One of the biggest (and the most complex to implement) new features in Take Command 21.0 is the expanded Command Dialogs. Command dialogs were introduced back in Take Command 13.0 as a way to easily enter command options for the more complex internal commands (such as COPY or DIR). Command dialogs are useful when you don’t remember some of the more obscure options in a command, or if you’re unsure about the correct argument order. (It can be particularly challenging when you’re trying to enter complicated date & time ranges.)

For example, in prior versions you would enter on the command line:

copy /=

And Take Command would display the command dialog for COPY:

You could then point and click to select your options, ranges, attributes, and filenames.

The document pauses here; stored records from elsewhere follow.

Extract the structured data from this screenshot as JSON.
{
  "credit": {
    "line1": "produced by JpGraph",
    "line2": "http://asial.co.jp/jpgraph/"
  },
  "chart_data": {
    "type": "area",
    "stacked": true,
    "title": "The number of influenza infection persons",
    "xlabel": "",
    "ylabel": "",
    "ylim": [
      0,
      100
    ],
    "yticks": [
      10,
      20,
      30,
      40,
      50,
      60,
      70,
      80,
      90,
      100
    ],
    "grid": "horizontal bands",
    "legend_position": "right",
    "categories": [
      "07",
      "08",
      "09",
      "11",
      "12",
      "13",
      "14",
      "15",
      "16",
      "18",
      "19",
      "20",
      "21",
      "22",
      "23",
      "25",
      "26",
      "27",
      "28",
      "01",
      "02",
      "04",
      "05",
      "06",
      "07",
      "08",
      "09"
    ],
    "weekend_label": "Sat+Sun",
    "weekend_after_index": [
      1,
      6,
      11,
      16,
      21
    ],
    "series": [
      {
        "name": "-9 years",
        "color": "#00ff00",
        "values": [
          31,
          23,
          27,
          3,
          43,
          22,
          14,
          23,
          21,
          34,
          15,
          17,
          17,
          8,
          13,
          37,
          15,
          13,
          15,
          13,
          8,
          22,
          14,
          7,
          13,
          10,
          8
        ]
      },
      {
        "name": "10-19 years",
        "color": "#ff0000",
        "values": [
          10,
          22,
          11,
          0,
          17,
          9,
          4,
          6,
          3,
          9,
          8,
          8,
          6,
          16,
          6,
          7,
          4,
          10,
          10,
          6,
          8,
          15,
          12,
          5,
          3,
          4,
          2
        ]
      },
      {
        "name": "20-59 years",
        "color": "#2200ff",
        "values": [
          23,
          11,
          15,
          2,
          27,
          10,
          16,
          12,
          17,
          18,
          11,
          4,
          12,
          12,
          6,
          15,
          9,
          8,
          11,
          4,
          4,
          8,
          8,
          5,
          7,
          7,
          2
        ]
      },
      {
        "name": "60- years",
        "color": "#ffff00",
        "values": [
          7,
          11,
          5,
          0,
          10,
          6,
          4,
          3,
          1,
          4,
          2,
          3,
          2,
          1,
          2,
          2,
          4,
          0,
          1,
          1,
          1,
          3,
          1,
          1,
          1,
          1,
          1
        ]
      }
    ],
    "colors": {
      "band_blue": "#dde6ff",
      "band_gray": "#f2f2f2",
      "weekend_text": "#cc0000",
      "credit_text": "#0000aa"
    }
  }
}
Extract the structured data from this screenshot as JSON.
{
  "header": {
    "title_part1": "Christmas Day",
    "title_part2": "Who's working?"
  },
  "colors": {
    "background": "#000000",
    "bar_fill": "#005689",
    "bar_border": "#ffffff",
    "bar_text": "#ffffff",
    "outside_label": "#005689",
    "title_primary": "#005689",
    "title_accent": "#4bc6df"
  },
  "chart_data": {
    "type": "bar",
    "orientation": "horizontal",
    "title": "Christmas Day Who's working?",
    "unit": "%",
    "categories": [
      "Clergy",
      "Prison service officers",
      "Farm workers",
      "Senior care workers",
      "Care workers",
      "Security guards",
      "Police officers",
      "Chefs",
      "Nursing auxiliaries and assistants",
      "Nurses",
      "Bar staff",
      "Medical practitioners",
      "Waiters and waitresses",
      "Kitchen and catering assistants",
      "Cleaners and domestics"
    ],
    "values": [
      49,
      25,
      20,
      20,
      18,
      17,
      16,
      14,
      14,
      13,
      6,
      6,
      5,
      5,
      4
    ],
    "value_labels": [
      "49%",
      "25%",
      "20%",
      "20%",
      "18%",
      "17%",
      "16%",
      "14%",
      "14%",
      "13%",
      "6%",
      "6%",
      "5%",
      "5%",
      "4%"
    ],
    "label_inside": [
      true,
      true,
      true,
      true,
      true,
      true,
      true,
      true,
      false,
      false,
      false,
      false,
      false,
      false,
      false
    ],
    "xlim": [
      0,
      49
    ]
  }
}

But since you couldn’t specify any arguments other than /= , command dialogs were of limited usefulness in aliases and batch files, requiring you to enter all of the options even when the alias / batch file knew what many of them should be.

Take Command v21.0 lifts that restriction by allowing you to enter as many command arguments as you want (or can remember), and then add the /= anywhere in the command line. TCC will prepopulate the command dialog, and you can select the remaining options in the dialog and execute the command.

For example, you can enter:

copy /= /s /u /nj c:\dir1 d:\dir1_backup

And Take Command will display the selected options in the command dialog and wait for additional input:

We think this will vastly expand the usefulness of command dialogs, and we’re already planning ways to make them even more useful (and ubiquitous) in Take Command v22 and beyond.